A notorious British drug trafficker once listed in the ‘top 10 criminals in Europe’ has died on the Costa Blanca.
Brian Charrington, an ex-associate of former international cocaine baron Curtis Warren, passed away in the early hours of yesterday morning at Marina Baixa Hospital in Villajoyosa near Benidorm.
The 68-year-old was waiting to hear whether he had to start a prison sentence in Spain over a 2013 cocaine seizure.
His defence lawyer had requested the suspension of the eight-year jail term on health grounds.
Charrington started out as a car dealer in Middlesbrough but went on to own a Rolls-Royce, Bentley, private jet and fleet of yachts thanks to his international drugs empire.
In 2011, his fortune was put at £20 million.
In the eighties, he teamed up with Curtis Warren, whose personal fortune was so large he appeared on the Sunday Times Rich List, to import cocaine to the UK from Venezuela.
The pair were arrested in early 1992 after a shipment of more than 900 kilos of cocaine sealed inside lead ingots in steel boxes was discovered.

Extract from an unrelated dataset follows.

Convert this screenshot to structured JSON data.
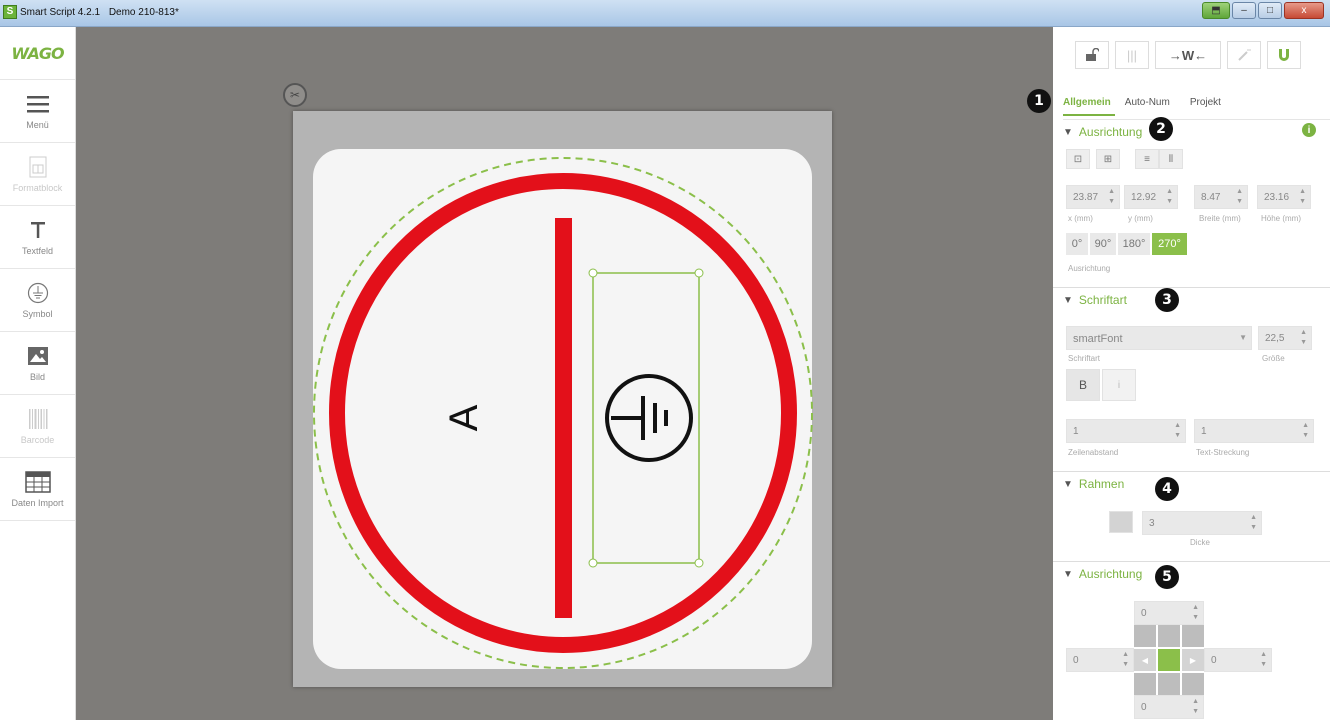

Brian Charrington, an ex-associate of former international cocaine baron Curtis Warren, passed away in the early hours of yesterday morning at Marina Baixa Hospital in Villajoyosa near Benidorm

Charrington started out as a car dealer in Middlesbrough but went on to own a Rolls-Royce, Bentley, private jet and fleet of yachts thanks to his international drugs empire
The subsequent trial collapsed after it transpired that Charrington was a police informant for the North-East Regional Crime Squad.
Britain’s security forces went on to re-home him in Australia but his visa was revoked shortly after his arrival.
He went on to build up links with North African drug dealers after relocating to Spain and laundered millions of pounds from a fortified villa on Spain’s Costa Blanca which he used to bring hashish from Morocco across the border.
He was acquitted in two drugs trials in the UK before being extradited to Germany and sentenced to seven years’ jail in 2003 for conspiracy to smuggle cocaine into the country.
Charrington was extradited to France following his release in 2006 to serve a two-year prison term over the discovery of 650 kilos of hashish found on his yacht in the English Channel in 1995.
In 2004 he lost a civil suit against the Assets Recovery Agency over more than £2 million found in his loft, which he and Curtis Warren disputed the ownership of.
The civil recovery order against him and Warren was described at the time as the largest of its kind.
Spanish police described Charrington after his 2013 arrest in Spain as ‘one of the ten most investigated criminals’ by European police forces and ‘leader of an international gang of drug smugglers.’
Spanish police held Charrington in 2013 along with a number of other people, including his French girlfriend Isabelle Robert and son Ray, after a long-running investigation sparked by a tip-off from French police that he and Robert were smuggling cocaine into Europe from Venezuela.
Their luxury villas in Calpe near Benidorm on the Costa Blanca were among a number of homes raided by police on July 4 2013.
In a subsequent indictment in which prosecutors initially demanded an 18-year prison sentence for Charrington, they claimed he tried to erase information he had chalked on a blackboard in his office about amounts of cocaine and sale prices during the raid on his home.

Spanish police described Charrington after his 2013 arrest in Spain as ‘one of the ten most investigated criminals’ by European police forces and ‘leader of an international gang of drug smugglers.’
Police revealed at the time of the operation they had seized 220 kilos of cocaine worth £10 million at another apartment in Albir near Benidorm, said to have been smuggled into Spain through the nearby port of Altea.
Britain’s Serious Organised Crime Agency (SOCA), Venezuelan police and a regional 18-member-state police organisation called Ameripol set up to fight drug trafficking, were also involved.
Drug lord Charrington’s original 2018 trial and conviction following the 2013 drug bust were quashed by Spain’s Supreme Court over impartiality issues, and a second trial had to be held.
That resulted in an eight-year five five-month prison sentence for the Brit criminal, which his lawyers were trying to get him exempted from serving because of his poor health.
The Spanish courts had yet to rule on Charrington’s lawyer’s request when he passed away.
One of Brian’s three grown-up children wrote on social media late last night: ‘Rest in peace Dad.’
The Brit criminal is understood to have been admitted to hospital shortly before his death.